Dans des romans qui se veulent en prise directe avec la réalité contemporaine, un personnage aussi peu crédible que le Poulpe est un sacré handicap pour l'écrivain. La "bible" permet d'éviter certaines extravagances dans les intrigues mais elle réduit aussi le personnage à un stéréotype esquissé en quatrième de couverture. Le héros est un médiateur, et si le médiateur est foireux, même une intrigue en béton ne pourra pas accrocher le lecteur à tous les épisodes. Disons le franchement, on se croirait parfois revenu au néo-polar de la fin des années soixante-dix.

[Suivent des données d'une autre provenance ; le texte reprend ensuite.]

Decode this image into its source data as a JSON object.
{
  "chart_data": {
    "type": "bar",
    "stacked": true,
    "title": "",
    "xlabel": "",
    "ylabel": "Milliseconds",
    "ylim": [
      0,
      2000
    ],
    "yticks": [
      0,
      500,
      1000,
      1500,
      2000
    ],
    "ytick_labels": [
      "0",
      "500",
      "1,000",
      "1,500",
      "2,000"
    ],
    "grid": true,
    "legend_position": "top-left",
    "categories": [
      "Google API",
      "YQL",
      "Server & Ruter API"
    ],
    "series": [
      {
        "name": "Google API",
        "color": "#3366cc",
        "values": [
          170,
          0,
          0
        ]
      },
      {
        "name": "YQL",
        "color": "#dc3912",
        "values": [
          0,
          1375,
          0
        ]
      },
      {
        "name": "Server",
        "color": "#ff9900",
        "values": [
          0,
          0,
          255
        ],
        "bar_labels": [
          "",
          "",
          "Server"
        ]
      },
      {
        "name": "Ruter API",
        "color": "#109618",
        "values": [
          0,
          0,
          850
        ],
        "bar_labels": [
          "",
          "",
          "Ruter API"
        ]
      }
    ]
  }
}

Après bien des déboires dont on peut trouver le résumé sur le site de l'éditeur, Baleine a repris l'aventure avec de nouveaux auteurs comme Hervé Sard. A cinquante-cinq ans bien sonnés, Le Poulpe n'est pas décidé à prendre sa retraite.
Du côté de chez nous:
Les R.I.B. ici ne sont pas des relevés d'identité bancaire mais des rappeurs indépendantistes basques qui se font assassiner. Le Poulpe devra donc enquêter entre Capbreton et Biarritz pour s'apercevoir que les eaux du Golfe de Gascogne ne sont pas aussi limpides qu'il y paraît.
Les gens bons bâillonnés - Jean-Christophe Pinpin - Baleine – 8€ - **
Tout le monde sait que les Ignobles n'endommagent que les intérêts du showbiz et François Darnaudet les passe en sourdine tout en réhabilitant très sérieusement l'honneur des Malvy. Tonique et bienveillant.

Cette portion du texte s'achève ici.